The Environmental Audit Committee has said ministers must publish a plan to secure the investment needed to meet the UK’s carbon budgets after a series of government policy changes which they say have contributed to a collapse in clean energy investment
The latest figures for low-carbon energy investment show that there has been a ‘dramatic and worrying collapse’ since 2015 that threatens the UK’s ability to meet its carbon budgets. In cash terms, investment in clean energy fell by 10% in 2016 and 56% in 2017.
Annual investment in clean energy is now at its lowest since 2008, with the committee saying huge policy and investment challenges remain in decarbonising transport, domestic heating and industry.
The report also criticises government policy such as the Clean Growth Strategy, which it says does not do enough to meet legally binding climate change targets, even if all its policies are delivered in full.
The committee has called on the government to remain part of the European Investment Bank post-Brexit, which it says would allow riskier early-stage green infrastructure projects in the UK continued access to development bank finance.
They also say the issuing of a ‘sovereign green bond’ could present an opportunity for the government to ‘set a benchmark of good practice for domestic green bonds to be a useful mechanism to raise the capital necessary to deliver our carbon budgets.
The report calls on Ministers to urgently plug this policy gap and publish a delivery plan to secure the investment needed to meet the fourth and fifth carbon budgets.
Mary Creagh, chair of the environmental audit committee, said: ‘Billions of pounds of investment is needed in clean energy, transport, heating and industry to meet our carbon targets. But a dramatic fall in investment is threatening the Government’s ability to meet legally binding climate change targets. The Government’s Clean Growth Strategy was long on aspiration, but short on detail.
‘The Government must urgently plug this policy gap and publish its plan to secure the investment required to meet the UK’s climate change targets. It should provide greater clarity on how it intends to deliver the Clean Growth Strategy by the 2018 Budget, and explore how a Sovereign Green Bond could kickstart its Clean Growth Strategy.’
James Court, head of policy at the Renewable Energy Association, said:
‘This report perfectly chimes with the reality that our members are feeling. There is a real frustration that at a time of renewable costs plummeting and other countries steaming ahead, the UK is going backwards.
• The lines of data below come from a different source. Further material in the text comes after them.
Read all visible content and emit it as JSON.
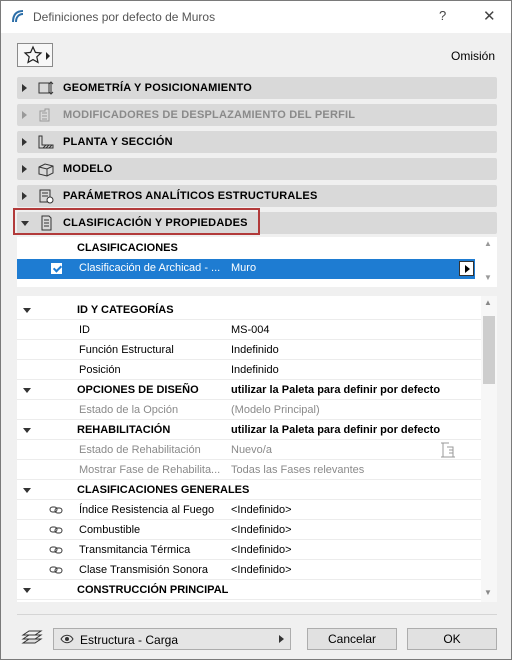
{
  "window": {
    "title": "Definiciones por defecto de Muros",
    "help": "?",
    "close": "✕"
  },
  "toolbar": {
    "mode_label": "Omisión"
  },
  "panels": [
    {
      "label": "GEOMETRÍA Y POSICIONAMIENTO",
      "icon": "geometry-icon"
    },
    {
      "label": "MODIFICADORES DE DESPLAZAMIENTO DEL PERFIL",
      "icon": "profile-offset-icon",
      "disabled": true
    },
    {
      "label": "PLANTA Y SECCIÓN",
      "icon": "floor-plan-section-icon"
    },
    {
      "label": "MODELO",
      "icon": "model-icon"
    },
    {
      "label": "PARÁMETROS ANALÍTICOS ESTRUCTURALES",
      "icon": "structural-analytic-icon"
    },
    {
      "label": "CLASIFICACIÓN Y PROPIEDADES",
      "icon": "classification-icon",
      "expanded": true
    }
  ],
  "classifications": {
    "header": "CLASIFICACIONES",
    "row": {
      "name": "Clasificación de Archicad - ...",
      "value": "Muro",
      "checked": true
    }
  },
  "properties": {
    "id_group": {
      "label": "ID Y CATEGORÍAS",
      "rows": [
        {
          "key": "ID",
          "value": "MS-004"
        },
        {
          "key": "Función Estructural",
          "value": "Indefinido"
        },
        {
          "key": "Posición",
          "value": "Indefinido"
        }
      ]
    },
    "design_group": {
      "label": "OPCIONES DE DISEÑO",
      "value": "utilizar la Paleta para definir por defecto",
      "rows": [
        {
          "key": "Estado de la Opción",
          "value": "(Modelo Principal)"
        }
      ]
    },
    "renovation_group": {
      "label": "REHABILITACIÓN",
      "value": "utilizar la Paleta para definir por defecto",
      "rows": [
        {
          "key": "Estado de Rehabilitación",
          "value": "Nuevo/a"
        },
        {
          "key": "Mostrar Fase de Rehabilita...",
          "value": "Todas las Fases relevantes"
        }
      ]
    },
    "general_group": {
      "label": "CLASIFICACIONES GENERALES",
      "rows": [
        {
          "key": "Índice Resistencia al Fuego",
          "value": "<Indefinido>"
        },
        {
          "key": "Combustible",
          "value": "<Indefinido>"
        },
        {
          "key": "Transmitancia Térmica",
          "value": "<Indefinido>"
        },
        {
          "key": "Clase Transmisión Sonora",
          "value": "<Indefinido>"
        }
      ]
    },
    "construction_group": {
      "label": "CONSTRUCCIÓN PRINCIPAL"
    }
  },
  "footer": {
    "layer_value": "Estructura - Carga",
    "cancel_label": "Cancelar",
    "ok_label": "OK"
  }
}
Government must now move forward quickly by implementing the recommendations of the Green Finance Task Force that reported back in March.
‘Renewables are now cheaper than building new gas and nuclear generation, yet the decisions of the last three years will have an impact on not only the UK hitting our climate targets, but whether we will have a cheaper, cleaner, smarter and future-proofed energy system, and the jobs and investment that come with that.’